Mi sembrava che fosse arrivato il momento di far conoscere a tutti questa meravigliosa professione: in fondo, tutti vanno dal parrucchiere ma non sanno che prodotti usa per fare un colore, non leggono gli ingredienti dei prodotti che si usano e non conoscono le basi della professione o le opportunità che offre. L’intento è anche quello di dare ispirazione ai giovani, facendo loro capire che questo è un lavoro che, al di là dei tanti sacrifici, può offrire anche tante soddisfazioni.

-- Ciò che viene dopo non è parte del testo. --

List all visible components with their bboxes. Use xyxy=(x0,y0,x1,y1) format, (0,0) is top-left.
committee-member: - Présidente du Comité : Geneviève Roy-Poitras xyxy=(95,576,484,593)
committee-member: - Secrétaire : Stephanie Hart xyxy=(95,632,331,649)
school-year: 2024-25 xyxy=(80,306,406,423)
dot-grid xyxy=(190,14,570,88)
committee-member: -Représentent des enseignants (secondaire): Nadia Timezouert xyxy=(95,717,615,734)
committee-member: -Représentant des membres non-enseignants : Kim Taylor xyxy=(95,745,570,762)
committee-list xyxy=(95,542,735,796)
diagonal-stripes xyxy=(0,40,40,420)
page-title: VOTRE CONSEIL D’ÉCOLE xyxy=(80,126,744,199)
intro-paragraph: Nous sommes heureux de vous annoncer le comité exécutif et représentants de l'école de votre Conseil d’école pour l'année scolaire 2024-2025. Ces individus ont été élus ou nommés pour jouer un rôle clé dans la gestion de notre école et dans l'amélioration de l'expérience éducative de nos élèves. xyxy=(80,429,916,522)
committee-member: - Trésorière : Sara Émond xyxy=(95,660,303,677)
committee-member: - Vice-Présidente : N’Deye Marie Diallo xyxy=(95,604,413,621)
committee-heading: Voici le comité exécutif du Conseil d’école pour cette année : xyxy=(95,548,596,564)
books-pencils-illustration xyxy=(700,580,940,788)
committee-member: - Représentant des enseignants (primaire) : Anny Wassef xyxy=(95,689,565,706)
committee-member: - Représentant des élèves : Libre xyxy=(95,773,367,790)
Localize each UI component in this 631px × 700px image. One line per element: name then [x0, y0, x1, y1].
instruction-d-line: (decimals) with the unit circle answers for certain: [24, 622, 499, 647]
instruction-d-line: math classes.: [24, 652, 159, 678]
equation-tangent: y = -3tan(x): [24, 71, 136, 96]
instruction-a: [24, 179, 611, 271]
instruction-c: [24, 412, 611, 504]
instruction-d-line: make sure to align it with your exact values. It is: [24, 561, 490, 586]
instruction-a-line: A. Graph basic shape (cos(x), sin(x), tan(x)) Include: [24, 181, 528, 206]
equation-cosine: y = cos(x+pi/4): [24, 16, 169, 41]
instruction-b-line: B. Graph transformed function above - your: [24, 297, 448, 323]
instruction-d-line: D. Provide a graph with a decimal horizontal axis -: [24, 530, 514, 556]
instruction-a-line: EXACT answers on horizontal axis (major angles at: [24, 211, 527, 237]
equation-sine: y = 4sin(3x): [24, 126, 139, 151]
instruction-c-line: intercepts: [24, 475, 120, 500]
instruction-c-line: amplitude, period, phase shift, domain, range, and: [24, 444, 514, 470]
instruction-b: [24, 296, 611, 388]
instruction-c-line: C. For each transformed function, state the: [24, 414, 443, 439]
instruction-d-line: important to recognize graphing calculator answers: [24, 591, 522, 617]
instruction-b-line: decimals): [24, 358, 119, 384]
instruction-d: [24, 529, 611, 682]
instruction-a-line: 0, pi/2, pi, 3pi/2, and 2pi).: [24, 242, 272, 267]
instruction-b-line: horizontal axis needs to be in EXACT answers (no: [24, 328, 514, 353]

Faccio sempre l’esempio del mio caso. Ero semplicemente un ragazzino di 15 anni che è partito da Campegine, un paesino di 500 abitanti popolato più da maiali e mucche che da esseri umani. Sono figlio di un papà, meraviglioso, commerciante di maiali e di una mamma, altrettanto meravigliosa, parrucchiera, figlia a sua volta di un barbiere. Le mie radici sono molto umili e normali, come quelle della maggior parte degli italiani, ma questo mondo in cui ho cominciato ad avventurarmi mi ha offerto l’opportunità di accrescere e di sviluppare il mio talento al punto di diventare oggi un brand mondiale.
Vorrei far capire a tutti quei genitori che non permettono ai loro figli di fare i parrucchieri perché lo considerano un mestiere “strano” che questo è invece un lavoro straordinario che fa conoscere gente altrettanto straordinaria, amplia la cultura e permette di viaggiare. Non riesco ancora a capire il perché di quel pregiudizio che ruota intorno alla professione: fare i parrucchieri non è una vergogna.
Quanti anni avevi quando hai preso le forbici in mano per la prima volta?
È bizzarro raccontare come è andata. Già a dodici anni lavoravo nel negozio di mamma e mi sanguinavano le mani perché facevo gli shampoo con i prodotti molto alcalini che si usavano allora. Avrei voluto fare l’architetto ai tempi e chiesi a mia madre se davvero fosse convinta che potessi fare il parrucchiere. “Guarda che è un bel lavoro, hai delle belle mani con cui ci sai fare e disegni benissimo… sicuramente, potrai disegnare anche sui capelli”, fu la sua risposta.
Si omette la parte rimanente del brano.